初めてコラムを担当します、くじらのおです。よろしくお願いします。

現代の社会生活には欠かせない天気予報ですが、これは気象庁のAMeDASをはじめとした気象観測で得たデータをもとに作られています。
では日本では気象観測はいつから行われているのでしょうか?
気象庁によると1875年に気象業務を開始したとされているため、多くの方が明治時代とお答えになると思います。
確かに気象要素を数値として客観的に集積し始めたのはこの時期とされています。
しかしより広く「天気・天候を記録する」という行為を気象観測ととらえると、これよりも以前から気象観測は行われています。
明治時代以前の古文書に気象観測に関する記述がみられることが、近年の研究から明らかになっています。

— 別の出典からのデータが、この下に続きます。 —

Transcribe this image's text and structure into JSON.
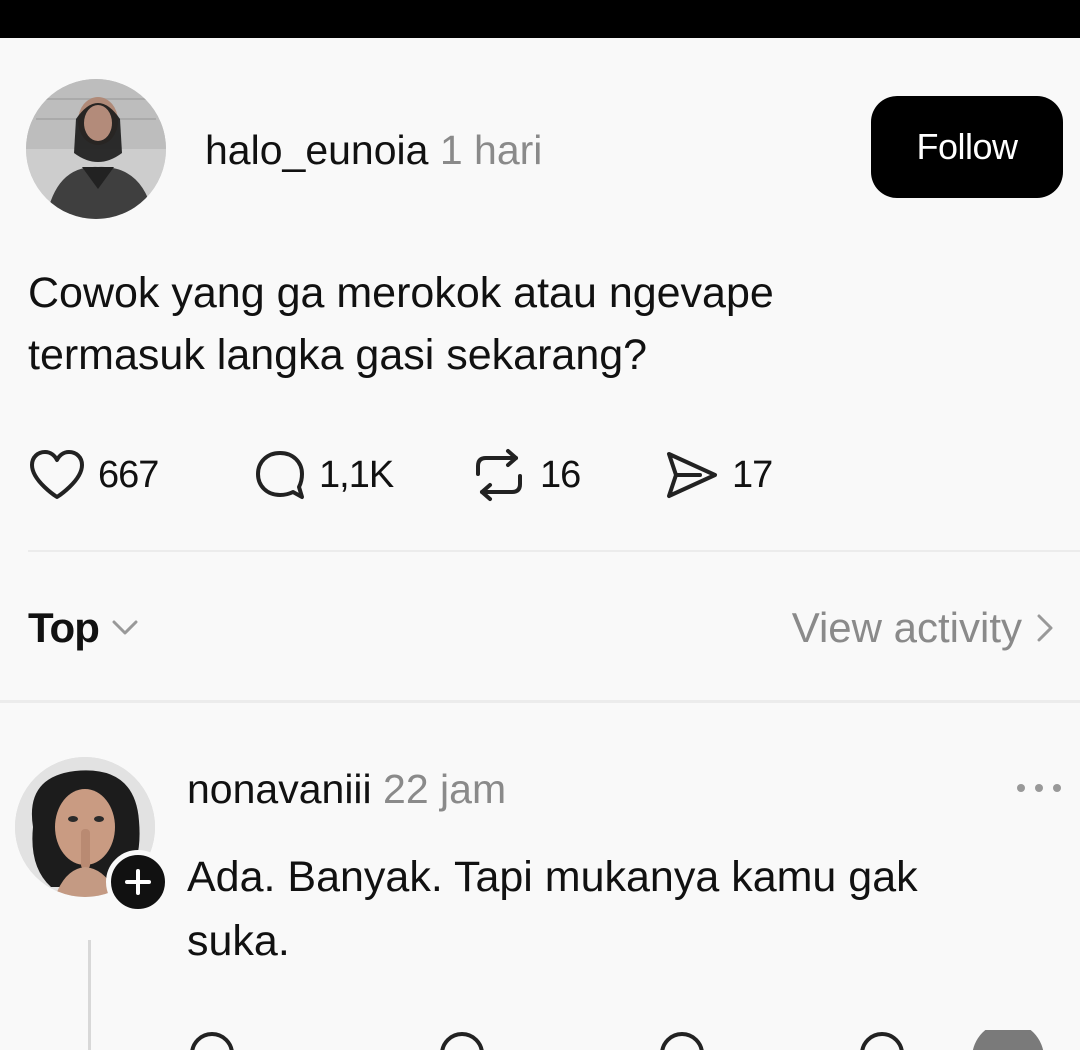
{
  "post": {
    "username": "halo_eunoia",
    "time": "1 hari",
    "follow_label": "Follow",
    "text_line1": "Cowok yang ga merokok atau ngevape",
    "text_line2": "termasuk langka gasi sekarang?",
    "likes": "667",
    "comments": "1,1K",
    "reposts": "16",
    "shares": "17"
  },
  "sort": {
    "label": "Top",
    "view_activity": "View activity"
  },
  "comment": {
    "username": "nonavaniii",
    "time": "22 jam",
    "text_line1": "Ada. Banyak. Tapi mukanya kamu gak",
    "text_line2": "suka."
  },
  "icons": {
    "like": "heart-icon",
    "comment": "speech-bubble-icon",
    "repost": "repost-icon",
    "share": "send-icon",
    "sort": "chevron-down-icon",
    "view_activity": "chevron-right-icon",
    "more": "more-dots-icon",
    "follow_badge": "plus-icon"
  },
  "colors": {
    "background": "#f9f9f9",
    "text": "#111111",
    "muted": "#8a8a8a",
    "button": "#000000"
  }
}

それらの古文書の多くが農業関係の日記であり、それぞれ内容に差異はありますが、大まかに日々の天気、降水、日照について記載されていたそうです。
天気予報がない時代において、特に農業を営むには日々の気象データを何年も集積し、暦と照合することによって季節ごとに天気の傾向をある程度把握し、未来の天候を予測していたと考えられています。
このように近代以前においても現代と同じように気象と生活が密接にかかわっていたことがわかります。またそのために気象観測が重要視されてきたことは今も昔も変わらないのではないのでしょうか。

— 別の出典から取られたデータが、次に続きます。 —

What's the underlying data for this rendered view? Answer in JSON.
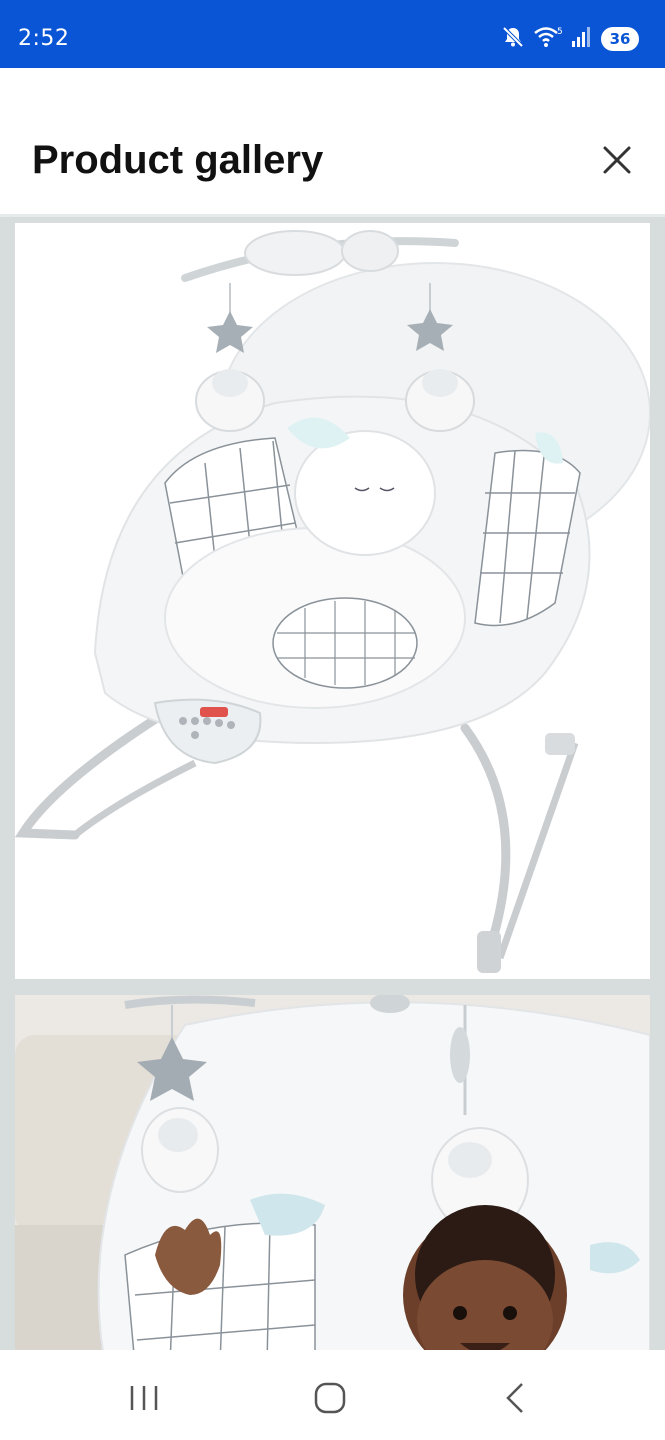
{
  "status_bar": {
    "time": "2:52",
    "battery": "36",
    "icons": [
      "mute-icon",
      "wifi-icon",
      "signal-icon",
      "battery-icon"
    ]
  },
  "header": {
    "title": "Product gallery",
    "close_icon": "close-icon"
  },
  "gallery": {
    "images": [
      {
        "name": "product-image-bouncer"
      },
      {
        "name": "product-image-baby-in-bouncer"
      }
    ]
  },
  "nav_bar": {
    "icons": [
      "recent-apps-icon",
      "home-icon",
      "back-icon"
    ]
  },
  "colors": {
    "status_bar": "#0a55d6",
    "gallery_bg": "#d7dcdd"
  }
}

本題に戻りますが気象観測はいつから行われてきたのか、先述した古文書の多くは江戸時代前後のものだそうですが、中にはそれ以前のものもあるそうです。
ここからは私の想像ですが、農耕が始まった頃から気象観測は行われているのではないのでしょうか。ここまで遡ると確認のしようがないですが...
そんなことを考えると日々憂鬱になりがちな梅雨どきの天気予報も少しは楽しく感じられるのではないでしょうか。